Henkel kann auf eine lange Erfahrung als IBM-Manager, BDI-Präsident und Präsident der Leibniz-Gemeinschaft zurückgreifen. Vor diesem Hintergrund will er die Wettbewerbsfähigkeit der Industrie stärken und vor innovationshemmender Überregulierung schützen. Es geht ihm um den fairen Wettbewerb als Voraussetzung der Globalisierung, damit möglichst viele von ihr profitieren. Die Forschungs- und Entwicklungsprogramme der EU hält er für gescheitert.

Wirtschaft ist für Henkel kein Selbstzweck und die Globalisierung keine Bedrohung, sondern die Chance zur Ausbreitung von Marktwirtschaft, Demokratie und Menschenrechten.Ausbreitung von Marktwirtschaft, Demokratie und Menschenrechten. Menschen sind von sich aus am Austausch von Informationen und Waren interessiert. Die Globalisierung bildet diese Selbstentfaltung der Menschheit ab. Sie eint die Menschheit, indem sie alle einander näher bringt. Damit ist sie ein Ausdruck des zivilisatorischen Fortschritts. Die EU ist für ihn ein Pfeiler der Spielregeln für die Globalisierung. Es verwundert nicht, dass sich der mehrfache Bestseller-Autor auch für Amnesty International einsetzt.

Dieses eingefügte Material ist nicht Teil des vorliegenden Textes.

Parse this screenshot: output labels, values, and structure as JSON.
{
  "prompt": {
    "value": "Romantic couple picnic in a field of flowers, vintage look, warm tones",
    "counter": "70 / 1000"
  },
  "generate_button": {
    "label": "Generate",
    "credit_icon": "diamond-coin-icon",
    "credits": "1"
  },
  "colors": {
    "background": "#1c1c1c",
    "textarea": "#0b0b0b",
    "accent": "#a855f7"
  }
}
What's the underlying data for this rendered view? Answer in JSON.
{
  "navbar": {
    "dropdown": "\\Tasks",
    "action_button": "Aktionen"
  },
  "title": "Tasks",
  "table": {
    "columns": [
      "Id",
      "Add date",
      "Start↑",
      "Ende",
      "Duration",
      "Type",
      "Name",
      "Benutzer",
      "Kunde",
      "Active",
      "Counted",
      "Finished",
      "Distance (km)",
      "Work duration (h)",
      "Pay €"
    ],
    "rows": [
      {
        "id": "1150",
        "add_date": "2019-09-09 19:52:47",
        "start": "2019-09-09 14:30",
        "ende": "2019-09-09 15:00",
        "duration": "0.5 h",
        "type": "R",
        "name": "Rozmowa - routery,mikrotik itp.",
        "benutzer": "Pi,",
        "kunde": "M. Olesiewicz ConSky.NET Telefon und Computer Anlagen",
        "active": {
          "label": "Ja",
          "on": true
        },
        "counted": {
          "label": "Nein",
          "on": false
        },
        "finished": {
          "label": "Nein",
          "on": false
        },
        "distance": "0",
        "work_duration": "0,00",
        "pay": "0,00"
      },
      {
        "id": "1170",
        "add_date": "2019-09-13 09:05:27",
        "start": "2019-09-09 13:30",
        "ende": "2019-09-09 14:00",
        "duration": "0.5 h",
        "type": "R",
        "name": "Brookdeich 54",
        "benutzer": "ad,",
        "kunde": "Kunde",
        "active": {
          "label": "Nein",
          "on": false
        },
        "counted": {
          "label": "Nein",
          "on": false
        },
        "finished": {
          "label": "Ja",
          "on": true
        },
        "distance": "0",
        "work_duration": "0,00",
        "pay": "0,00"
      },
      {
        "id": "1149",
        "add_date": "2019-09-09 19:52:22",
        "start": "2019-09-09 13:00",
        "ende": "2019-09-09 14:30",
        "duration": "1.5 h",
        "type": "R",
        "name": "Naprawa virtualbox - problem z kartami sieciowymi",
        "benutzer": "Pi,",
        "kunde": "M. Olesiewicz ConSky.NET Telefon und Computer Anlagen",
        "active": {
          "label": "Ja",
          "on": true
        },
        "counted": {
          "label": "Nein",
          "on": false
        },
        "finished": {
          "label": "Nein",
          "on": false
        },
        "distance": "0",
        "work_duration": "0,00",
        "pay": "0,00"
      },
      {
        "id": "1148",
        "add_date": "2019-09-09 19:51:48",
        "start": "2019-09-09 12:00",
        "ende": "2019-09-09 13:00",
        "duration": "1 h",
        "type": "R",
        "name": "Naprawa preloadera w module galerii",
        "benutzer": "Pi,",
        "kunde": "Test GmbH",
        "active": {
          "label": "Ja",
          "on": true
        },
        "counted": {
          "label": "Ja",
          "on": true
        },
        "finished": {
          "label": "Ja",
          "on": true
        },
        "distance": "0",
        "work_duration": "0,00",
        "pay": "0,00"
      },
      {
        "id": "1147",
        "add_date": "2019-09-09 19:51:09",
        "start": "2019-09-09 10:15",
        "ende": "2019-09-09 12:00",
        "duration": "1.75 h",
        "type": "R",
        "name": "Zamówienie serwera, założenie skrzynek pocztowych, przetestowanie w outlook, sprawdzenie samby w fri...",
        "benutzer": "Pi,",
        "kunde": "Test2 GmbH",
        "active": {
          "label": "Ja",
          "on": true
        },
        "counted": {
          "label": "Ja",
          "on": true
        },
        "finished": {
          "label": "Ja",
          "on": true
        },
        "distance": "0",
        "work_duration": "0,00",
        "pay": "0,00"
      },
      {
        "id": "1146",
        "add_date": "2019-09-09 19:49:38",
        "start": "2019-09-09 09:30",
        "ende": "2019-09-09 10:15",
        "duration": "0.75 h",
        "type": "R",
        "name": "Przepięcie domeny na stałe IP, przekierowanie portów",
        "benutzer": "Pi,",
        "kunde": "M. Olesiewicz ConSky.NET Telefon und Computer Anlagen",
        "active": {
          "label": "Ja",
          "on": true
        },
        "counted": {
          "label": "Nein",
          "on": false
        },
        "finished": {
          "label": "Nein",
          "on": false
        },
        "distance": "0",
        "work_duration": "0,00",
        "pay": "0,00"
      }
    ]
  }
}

Zur Lösung der Eurokrise setzt sich Henkel für den Austritt Griechenlands bei gleichzeitigem Schuldenschnitt ein. Als letzte Konsequenz rät er Deutschland zum Ausstieg. Die Einheitswährung wird nur noch künstlich am Leben gehalten und das Abdriften in eine Haftungsunion ist laut Henkel ansonsten unaufhaltsam. Er will den Wohlstand und damit den Zusammenhalt in Europa retten, denn der Verlust der Wettbewerbsfähigkeit im Norden und die brutale Anpassung der Sozialsysteme im Süden spalten Europa.